Assim, para efeitos documentários, meu primeiro estranhamento oficial foi quando aprendi a ler e escrever praticamente sozinho. Meu pai comprava hectares de revistas em quadrinhos, Pato Donald, Mickey, eu lia todas e, em alguma ocasião, tinha à mão lápis e papel. Pronto. De certa forma, como eu mal tinha três anos, ficava difícil discutir tramas de Walt Disney com meus contemporâneos de brincadeira na praça. Tornei-me quase um ermitão neste assunto, letras. Melhor jogar bola com os amigos. Escrever, sempre sozinho.
Um grande momento da minha estranha vida ocorreu em 1974, na Praia Vermelha, aos pés do Atlântico Sul. Houve uma excursão do colégio para a Urca - sim, para uma criança, qualquer deslocamento por mais de dez quadras pode ser considerado uma viagem. Lá chegando, eu lembro bem da professora Diva, nos enfileirando. Não lembro se a estátua de Chopin já existia na calçada. Vi vários sujeitos que depois identifiquei como soldados - para mim, eram iguais aos soldadinhos de acrílico que eu tinha de brinquedo e utilizava para tudo, menos guerras. Outros sujeitos, senhores, com outras roupas bonitas, nos esperavam. Perguntei algo como "Tia Diva, porque a praia se chama Vermelha?" e recebi como resposta uma dúzia de olhos arregalados em minha direção, seguidos de um silêncio sepulcral e o riso amarelo da mestra, que jamais me respondeu ao questionamento. Talvez tenham desconfiado de que eu fosse o mais jovem comunista brasileiro e estava na fila em missão de atentado à ordem nacional. Difícil entender porque incharam as vistas; era 1974, tempo difícil de entender qualquer coisa.
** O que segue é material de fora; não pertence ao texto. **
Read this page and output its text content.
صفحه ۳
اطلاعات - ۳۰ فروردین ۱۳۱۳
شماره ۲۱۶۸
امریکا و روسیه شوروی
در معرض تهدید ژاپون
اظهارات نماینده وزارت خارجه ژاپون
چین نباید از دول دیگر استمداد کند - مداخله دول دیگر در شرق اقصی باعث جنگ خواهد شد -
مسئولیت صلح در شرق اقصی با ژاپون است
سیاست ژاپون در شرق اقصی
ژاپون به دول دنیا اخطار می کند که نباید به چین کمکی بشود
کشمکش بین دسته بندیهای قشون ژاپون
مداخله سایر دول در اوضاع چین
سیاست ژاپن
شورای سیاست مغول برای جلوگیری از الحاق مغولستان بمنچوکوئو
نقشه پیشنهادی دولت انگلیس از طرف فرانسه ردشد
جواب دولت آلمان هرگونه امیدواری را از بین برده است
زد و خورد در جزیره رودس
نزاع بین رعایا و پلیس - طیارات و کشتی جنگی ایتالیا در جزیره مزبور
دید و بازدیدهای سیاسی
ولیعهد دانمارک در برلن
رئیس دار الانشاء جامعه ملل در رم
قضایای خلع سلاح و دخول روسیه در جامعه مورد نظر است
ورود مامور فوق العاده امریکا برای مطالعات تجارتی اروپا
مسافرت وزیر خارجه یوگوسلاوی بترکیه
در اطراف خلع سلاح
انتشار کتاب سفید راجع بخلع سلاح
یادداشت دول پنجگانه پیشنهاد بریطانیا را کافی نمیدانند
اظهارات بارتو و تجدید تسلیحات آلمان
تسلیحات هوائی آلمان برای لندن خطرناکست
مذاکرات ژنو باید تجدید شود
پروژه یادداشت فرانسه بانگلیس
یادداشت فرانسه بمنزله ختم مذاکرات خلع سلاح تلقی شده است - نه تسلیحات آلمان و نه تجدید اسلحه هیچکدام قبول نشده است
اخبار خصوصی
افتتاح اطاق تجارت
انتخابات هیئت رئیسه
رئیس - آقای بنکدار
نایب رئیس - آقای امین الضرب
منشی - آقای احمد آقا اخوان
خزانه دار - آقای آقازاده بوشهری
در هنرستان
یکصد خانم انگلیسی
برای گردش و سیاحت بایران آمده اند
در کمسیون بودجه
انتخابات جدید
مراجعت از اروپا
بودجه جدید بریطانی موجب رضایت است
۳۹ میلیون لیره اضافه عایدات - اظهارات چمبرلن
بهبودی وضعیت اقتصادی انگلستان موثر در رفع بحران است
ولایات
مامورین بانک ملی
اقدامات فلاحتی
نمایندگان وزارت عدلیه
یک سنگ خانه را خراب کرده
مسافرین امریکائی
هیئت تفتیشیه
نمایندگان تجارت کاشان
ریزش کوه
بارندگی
Tempos depois, a mesma Tia Diva enviou um relatório ao serviço de orientação educacional; chamaram minha mãe ao colégio. Constava que eu era excessivamente tímido, retraído e com possível dificuldade em matemática - só desconfiei dessa história depois que me acostumei a falar para 500 pessoas em auditório, como presidente de centro acadêmico, e também ter colado grau em estatística mais meio bacharelado em matemática, tudo com letra minúscula. Realmente, julgar o outro é sempre complicado, mesmo que o julgador tenha seus trinta anos e o julgado, uns cinco.
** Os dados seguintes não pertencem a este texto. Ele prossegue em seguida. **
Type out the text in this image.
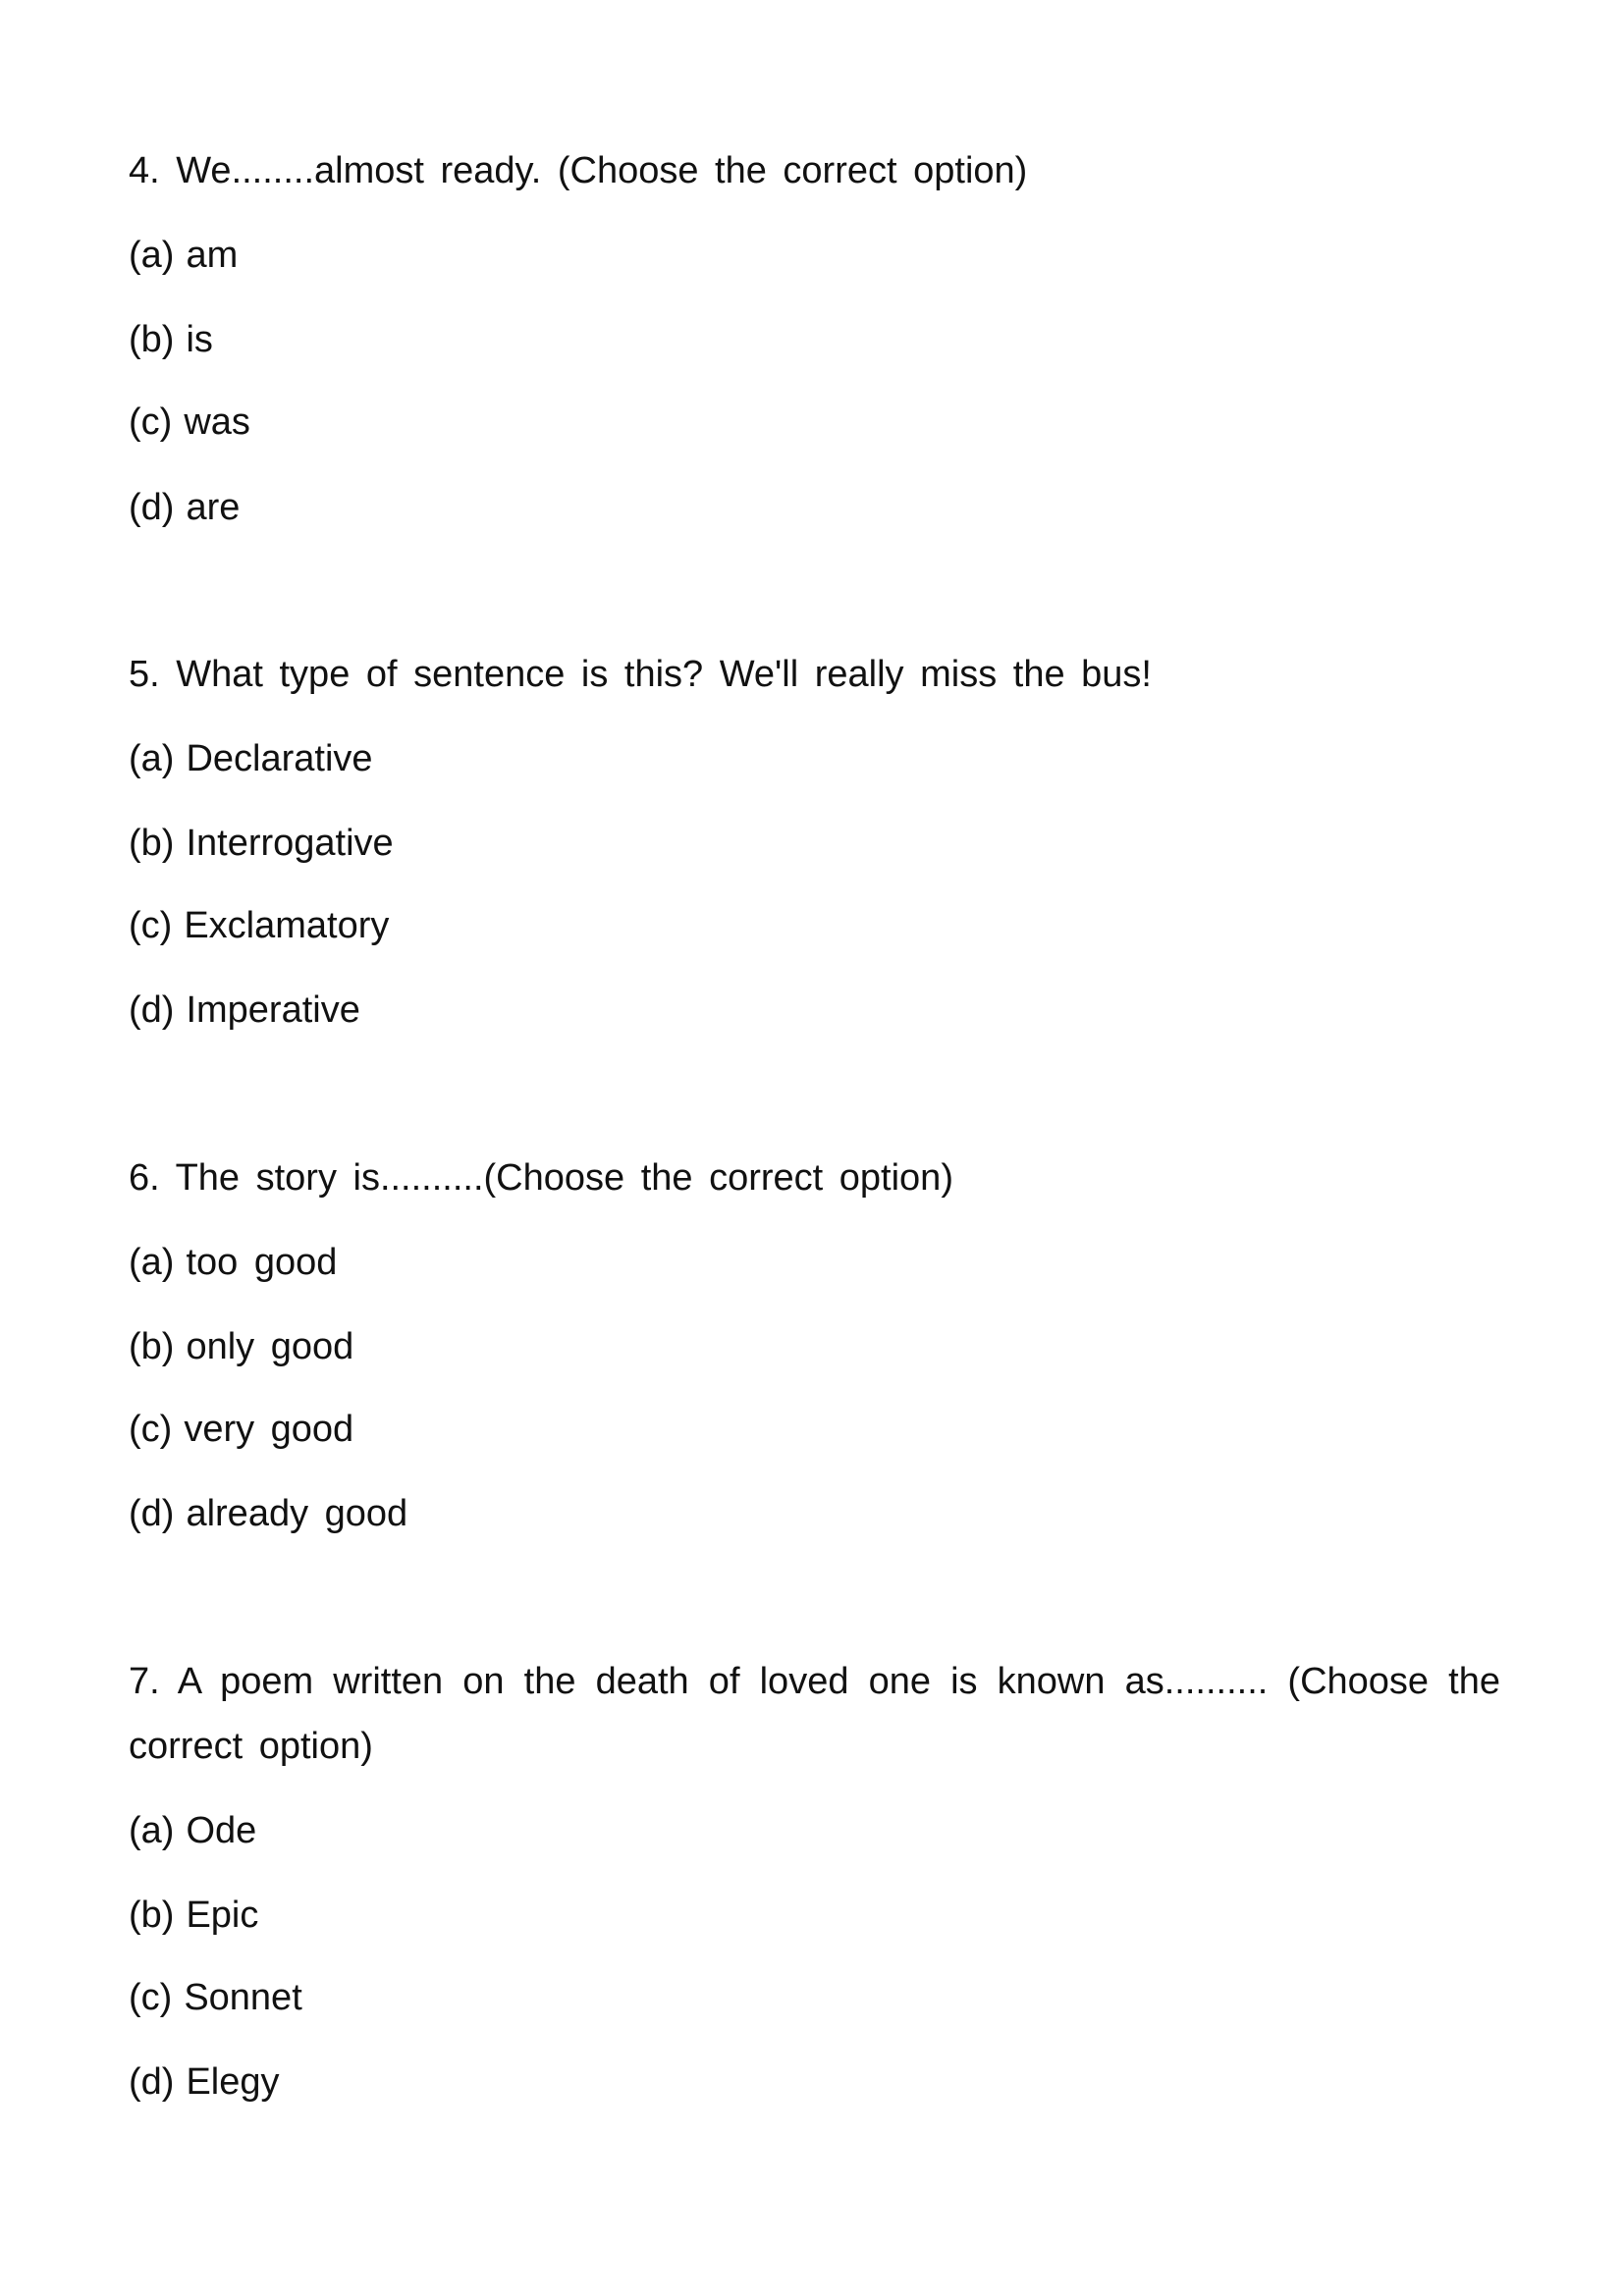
4. We........almost ready. (Choose the correct option)
(a) am
(b) is
(c) was
(d) are
5. What type of sentence is this? We'll really miss the bus!
(a) Declarative
(b) Interrogative
(c) Exclamatory
(d) Imperative
6. The story is..........(Choose the correct option)
(a) too good
(b) only good
(c) very good
(d) already good
7. A poem written on the death of loved one is known as.......... (Choose the correct option)
(a) Ode
(b) Epic
(c) Sonnet
(d) Elegy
Sosseguei até uns oito anos de idade, quando comecei a ler números do "Pasquim". Adorava palavrões de Ivan Lessa. Meus amigos achavam estranho, claro, que eu contasse piadas sobre o General Figueiredo, recente dito presidente da dita república. Tudo minúsculo.
Os tempos foram passando, eu sempre gostando de aprender coisas diferentes, sem especializações, ouvir falar de um pouquinho de tudo. Veio a moda do shopping, eu ia para o Arpoador. Espalharam-se fliperamas pela cidade, meu negócio era botão, futebol de praia e pingue-pongue. Leo Jaime tocava no rádio; reuníamo-nos na casa de Buja para ouvir Kiss, Genesis, um tal de Guns n' Roses, jogar botão e mau-mau. Todos viajavam para suas casas de campo, entre rocks rurais, e eu enfiado em barracas de lona, mosquiteiro, nos matagais mais próximos ou longínquos, conforme as conveniências.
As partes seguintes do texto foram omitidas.